Flautist Christine Draeger made a return appearance playing an Alan Holly piece called Birds of Opal.

It was certainly modernist in feeling but it featured runs and leaps and touches of melody. Indeed the melodic purity of birdsong was a feature of this piece. It was played with the sure touch of a highly experienced instrumentalist.

This was followed a song by Elizabeth Drake that was sung unaccompanied by Karen Cummings. Lovely words! Attractively sung! It had cabaret feel about it. I wanted to hear more.

In introducing the third piece, Hammering 1, composer Alan Holley confessed that it was mainly the player that would be ‘hammered’. He was not exaggerating!

We then heard the most extraordinary virtuosic performance from Oboe player Shefali Pryor. In three movements, the first featured shrieks, interspersed with melodic movements, and stunning circular runs. There were more of these runs in the second movement. The third movement was more melodious and legato: repetitive, but with unexpected shifts, but with an overall feeling of melancholy. The technical demands in performing (rather than just playing) this piece are formidable. The playing was breathtaking both metaphorically and perhaps literally (at least on Shefali’s part). I knew Shefali Pryor’s work from the SSO and the ACO, but the technical command of her instrument in solo mode, must put her among the ranks of the very best players of that iconic orchestral instrument: the oboe.

The tempo shifted back to melancholia in the piece played and written by trumpeter Christopher Perrin.

The piece was reflection of the day the great tsunami befell Japan. It begins with melodiously with a muted feeling of sadness about what is to happen that day. It then shifts quite dramatically to match the emerging disaster including voiced sounds of people drowning. A poem was then read reflecting on cherry blossoms in full bloom being drawn into the vortex of the tsunami. Did they become mist or clouds? This was the most programmatic piece of recital in the hands of a sensitive man able to express feelings through his instrument.

Young flautist Katie Zagorski took us back to the period between Richard Meale the assertive modernist and the later Meale with his gift for melody without entirely abandoning his radical past. The piece Melisande is, in part, a reflection on Debussy’s Pelleas et Milisande and certainly has a Debussy feel about it, and then shifts into the more modernist mode of early Meale. Katie Zagorski displayed beautiful control in the piece in both its more lyrical and less lyrical manifestations.

Saxophonist James Nightingale, playing an Alan Holley piece called King Street, completed the recital.

I immediately thought what on earth could one do with the contemporary city version of King Street unless it was nostalgic revisiting of the street when it had bookshops. But it turned out to be King Street Newtown, perhaps one of the most varied and cosmopolitan streets in contemporary Sydney. I listened carefully for the familiar sounds of that street. The piece starts slowly and then there are bursts of more urgent sounds including those resembling car horns (or so I thought). James Nightingale, on an alto saxophone, took us on Holley’s journey with an assurance of a man who knows how to evoke feelings. It was fine ending of the recital with more than little programmatic modernism.

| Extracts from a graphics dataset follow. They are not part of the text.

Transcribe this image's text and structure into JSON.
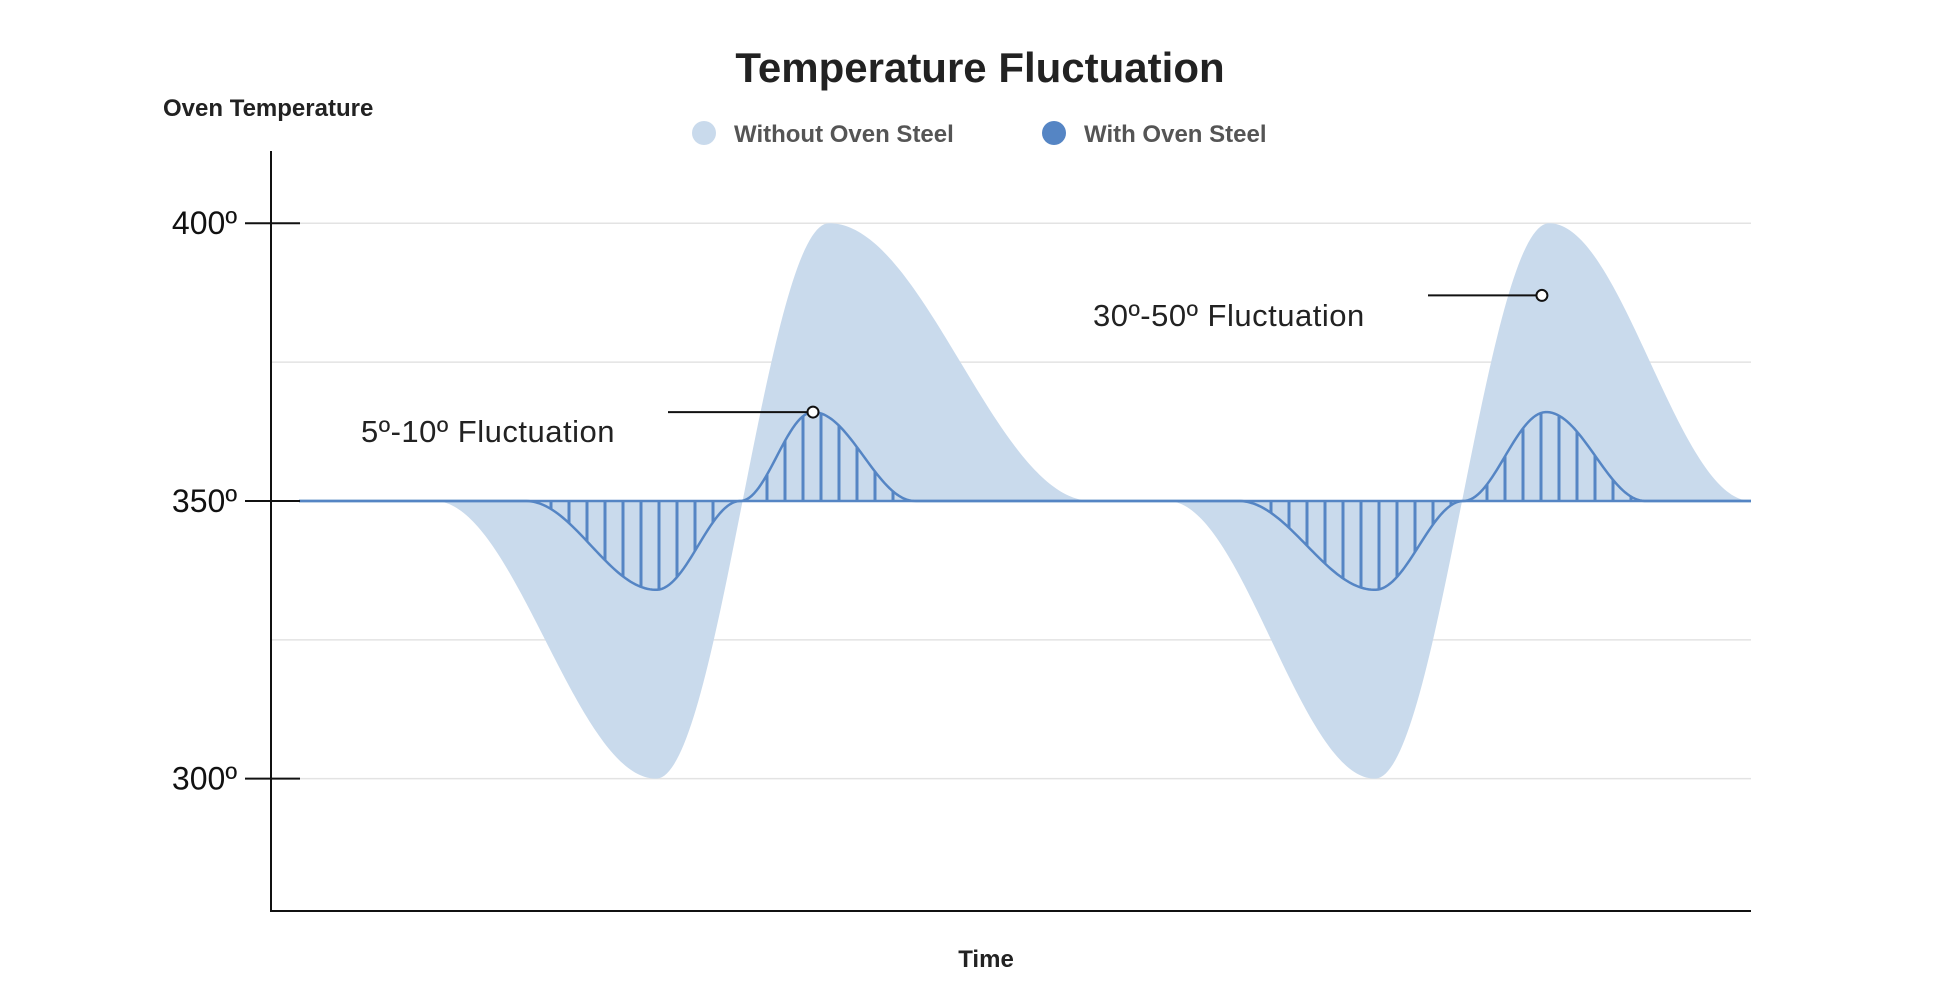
{
  "chart_data": {
    "type": "area",
    "title": "Temperature Fluctuation",
    "xlabel": "Time",
    "ylabel": "Oven Temperature",
    "ylim": [
      276,
      413
    ],
    "xlim": [
      0,
      100
    ],
    "yticks": [
      {
        "value": 400,
        "label": "400º"
      },
      {
        "value": 350,
        "label": "350º"
      },
      {
        "value": 300,
        "label": "300º"
      }
    ],
    "gridlines": [
      300,
      325,
      350,
      375,
      400
    ],
    "legend": {
      "placement": "top-center",
      "entries": [
        {
          "label": "Without Oven Steel",
          "color": "#c9daec"
        },
        {
          "label": "With Oven Steel",
          "color": "#5585c4"
        }
      ]
    },
    "series": [
      {
        "name": "Without Oven Steel",
        "color": "#c9daec",
        "baseline": 350,
        "x": [
          0,
          9.3,
          24.6,
          36.5,
          54.6,
          59.8,
          74.1,
          86.1,
          100
        ],
        "y": [
          350,
          350,
          300,
          400,
          350,
          350,
          300,
          400,
          350
        ]
      },
      {
        "name": "With Oven Steel",
        "color": "#5585c4",
        "baseline": 350,
        "x": [
          0,
          15.6,
          24.6,
          30.4,
          35.4,
          42.4,
          64.7,
          74.1,
          80.2,
          85.9,
          92.7,
          100
        ],
        "y": [
          350,
          350,
          334,
          350,
          366,
          350,
          350,
          334,
          350,
          366,
          350,
          350
        ]
      }
    ],
    "annotations": [
      {
        "text": "5º-10º Fluctuation",
        "x": 35.4,
        "y": 366
      },
      {
        "text": "30º-50º Fluctuation",
        "x": 85.6,
        "y": 387
      }
    ]
  }
}
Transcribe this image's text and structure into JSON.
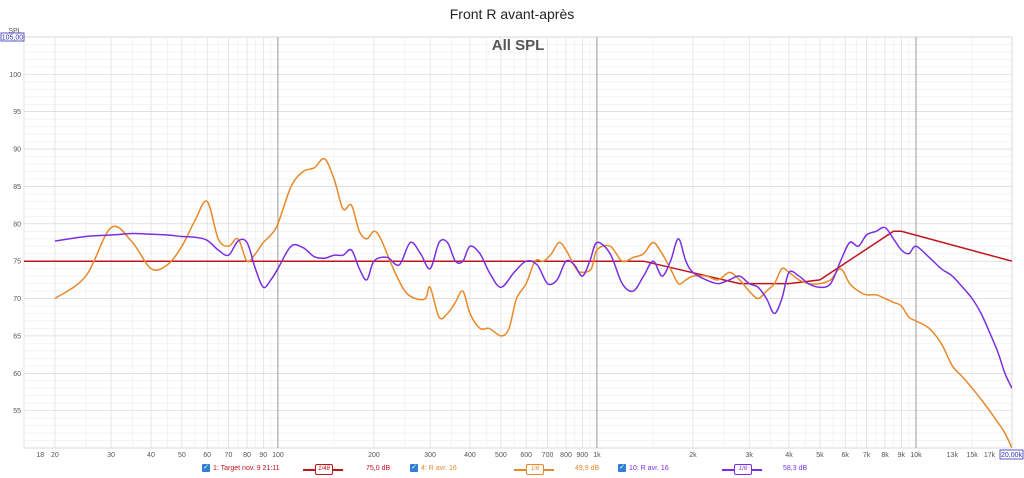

Even the most sceptical will find much to enjoy –

I must say I really enjoyed these concerts and again an audience that covered all demographics sat enthralled in close proximity of musicians, either at the top of their respective games, or well on their way to that destination. Perhaps there was an over representation of works of Alan Holley, but there was variety and virtuosity aplenty. I look forward to another series at this venue with an intimacy and acoustic that ensures even the most sceptical will find much to enjoy.